Using metamaterials enables a significant reduction in size, cost, weight and power, while maintaining the same performance as traditional phased array antennas. The digital eye steers the radar beam and determines the speed, location and size of road objects, in a full 120-degree field of view and up to 300 meters ahead.
This innovative approach beats other kinds of radar. Traditional digital beamforming radars require computationally intensive and time-consuming work to form and switch beams and reconstruct the scene, particularly for sensing targets far away, making the technology unreliable for, say, avoiding an unexpected collision.
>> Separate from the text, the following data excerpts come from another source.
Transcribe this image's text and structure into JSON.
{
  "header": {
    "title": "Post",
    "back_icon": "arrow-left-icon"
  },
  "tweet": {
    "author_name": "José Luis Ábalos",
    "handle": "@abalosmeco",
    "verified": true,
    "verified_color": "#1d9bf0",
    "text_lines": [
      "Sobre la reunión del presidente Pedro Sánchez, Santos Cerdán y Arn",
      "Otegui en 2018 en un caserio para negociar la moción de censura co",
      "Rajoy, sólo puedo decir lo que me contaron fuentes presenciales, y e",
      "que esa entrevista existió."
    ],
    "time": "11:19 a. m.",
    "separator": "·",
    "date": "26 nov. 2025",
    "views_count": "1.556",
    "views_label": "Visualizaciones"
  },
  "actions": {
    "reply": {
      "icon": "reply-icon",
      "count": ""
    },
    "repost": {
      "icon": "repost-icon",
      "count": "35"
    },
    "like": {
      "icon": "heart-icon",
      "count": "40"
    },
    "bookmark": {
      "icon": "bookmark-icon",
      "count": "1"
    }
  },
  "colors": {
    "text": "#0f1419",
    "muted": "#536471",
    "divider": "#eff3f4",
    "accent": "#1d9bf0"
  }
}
Bringing metamaterials and AI together
Capturing the world is one part, making sense of it is the other. Achour and Casse are leveraging the rapid rate of progress in artificial intelligence technologies to continue to develop more robust perception and decision-making algorithms.
Metawave’s AI engine functionalities already extend beyond line-of-sight object recognition. Some of its capabilities include “seeing” around corners, predictive analytics of traffic patterns, identification of dangerous driving conditions, and preventing road accidents before they happen.
“What we want in the end,” says Casse, “is a reliable radar that’s smart, that can tell you there’s a child in your parking zone, that can discriminate between an SUV and a sedan, that can anticipate an accident by taking a look at traffic patterns.”
The company’s technology is also capable of smart beamsteering antennas for 4G and 5G networks to provide faster networks and connectivity for billions of users.
When will autonomous cars become a reality? Nobody has the answer for sure. But advancements in smart radar sensors, like the ones being made at Metawave, are a necessary piece to the puzzle, and automakers are already excited about the prospects.